The free-floating nature of these smart sensors allows for full length pipeline inspection without interrupting the operation. This makes frequent inspection possible turning it into a cost-efficient data driven solution. The alternative requires significant capital to modify the pipeline system to accommodate traditional ILI. Furthermore, traditional ILI methods are a one off costly and labor extensive measurement executed once every 5 to 10 years, where these free-floating sensors allow for high frequency, low cost measurements.

Frequent inspection allows for early detection of changes in the pipeline condition such as deposit formation and metal loss as well as timely detection and localization of leaks or similar hazardous conditions. The free-floating nature, combined with the capability to detect pipeline elements such as flanges and welds, permits accurate localization without the need for external markers.

An alternative to the free-floating deployment, the sensor device can also be attached to an off-the-shelf cleaning pig.
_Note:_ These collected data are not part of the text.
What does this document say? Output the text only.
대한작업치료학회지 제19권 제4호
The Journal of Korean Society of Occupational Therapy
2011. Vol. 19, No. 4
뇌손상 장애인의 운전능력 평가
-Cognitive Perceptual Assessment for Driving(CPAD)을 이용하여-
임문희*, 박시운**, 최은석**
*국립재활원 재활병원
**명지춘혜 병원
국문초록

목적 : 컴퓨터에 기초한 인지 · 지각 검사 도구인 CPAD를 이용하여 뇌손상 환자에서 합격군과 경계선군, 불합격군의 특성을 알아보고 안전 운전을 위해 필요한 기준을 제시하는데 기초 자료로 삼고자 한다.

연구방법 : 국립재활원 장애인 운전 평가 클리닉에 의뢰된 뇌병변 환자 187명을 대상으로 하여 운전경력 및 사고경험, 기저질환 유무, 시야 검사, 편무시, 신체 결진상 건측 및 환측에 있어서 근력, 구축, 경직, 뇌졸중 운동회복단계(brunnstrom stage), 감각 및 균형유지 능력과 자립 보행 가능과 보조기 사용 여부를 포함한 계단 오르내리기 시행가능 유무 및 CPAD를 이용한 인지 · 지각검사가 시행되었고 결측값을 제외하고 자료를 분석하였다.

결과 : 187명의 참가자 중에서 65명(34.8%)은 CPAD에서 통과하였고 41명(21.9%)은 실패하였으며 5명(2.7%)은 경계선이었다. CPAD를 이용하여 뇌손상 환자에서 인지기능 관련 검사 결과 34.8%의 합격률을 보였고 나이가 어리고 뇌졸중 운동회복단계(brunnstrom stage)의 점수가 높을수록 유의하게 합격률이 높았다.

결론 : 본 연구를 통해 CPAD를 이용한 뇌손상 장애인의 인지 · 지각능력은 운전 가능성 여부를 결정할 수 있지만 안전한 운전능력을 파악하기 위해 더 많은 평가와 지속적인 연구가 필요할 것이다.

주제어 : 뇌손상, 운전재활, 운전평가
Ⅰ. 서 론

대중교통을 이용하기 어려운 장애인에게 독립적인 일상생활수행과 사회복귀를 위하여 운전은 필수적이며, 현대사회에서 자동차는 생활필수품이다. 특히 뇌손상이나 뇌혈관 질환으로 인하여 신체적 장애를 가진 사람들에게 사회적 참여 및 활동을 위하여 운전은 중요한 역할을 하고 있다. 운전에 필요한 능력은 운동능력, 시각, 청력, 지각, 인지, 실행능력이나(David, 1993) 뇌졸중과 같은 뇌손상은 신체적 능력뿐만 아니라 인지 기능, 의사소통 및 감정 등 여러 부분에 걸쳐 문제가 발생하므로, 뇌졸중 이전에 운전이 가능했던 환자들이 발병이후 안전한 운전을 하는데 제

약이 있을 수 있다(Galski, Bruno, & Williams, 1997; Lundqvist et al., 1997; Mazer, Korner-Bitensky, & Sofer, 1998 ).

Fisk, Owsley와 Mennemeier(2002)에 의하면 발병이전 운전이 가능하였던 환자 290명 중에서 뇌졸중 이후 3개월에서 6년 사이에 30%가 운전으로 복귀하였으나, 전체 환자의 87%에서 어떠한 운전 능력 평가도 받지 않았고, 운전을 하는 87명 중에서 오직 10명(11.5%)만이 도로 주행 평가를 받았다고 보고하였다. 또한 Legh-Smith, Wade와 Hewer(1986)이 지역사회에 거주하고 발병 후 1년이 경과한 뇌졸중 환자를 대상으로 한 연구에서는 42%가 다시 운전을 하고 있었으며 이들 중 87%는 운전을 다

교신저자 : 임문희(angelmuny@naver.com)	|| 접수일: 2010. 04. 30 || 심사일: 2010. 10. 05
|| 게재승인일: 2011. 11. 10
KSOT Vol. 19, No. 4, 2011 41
This solution is especially suited for gas lines and allows for screening of the pipeline condition while cleaning the pipeline with limited extra effort from the operator.

The paper will demonstrate the outcome of over ten validation projects that have been conducted during the course of 2017 using an implementation of this technology in a golf ball-sized (1.5 inch diameter), robust and chemically inert integrated sensor system called Piper™. The Piper™ is equipped with a comprehensive set of sensors, consisting of a 3-axial accelerometer, gyroscope and magnetometer, a combined pressure and temperature sensor, and an advanced system for acoustic leak detection.

Topics that will be addressed include the advantage of using a free-floating integrated device, the capability of reconstructing positioning, the ability to locate and quantify leaks, and the ability to locate pipeline elements such as welds and flanges, and changes in wall thickness. In the Piper™ pig combination, the detectability of bends including the angle and radius of curvature will also be demonstrated.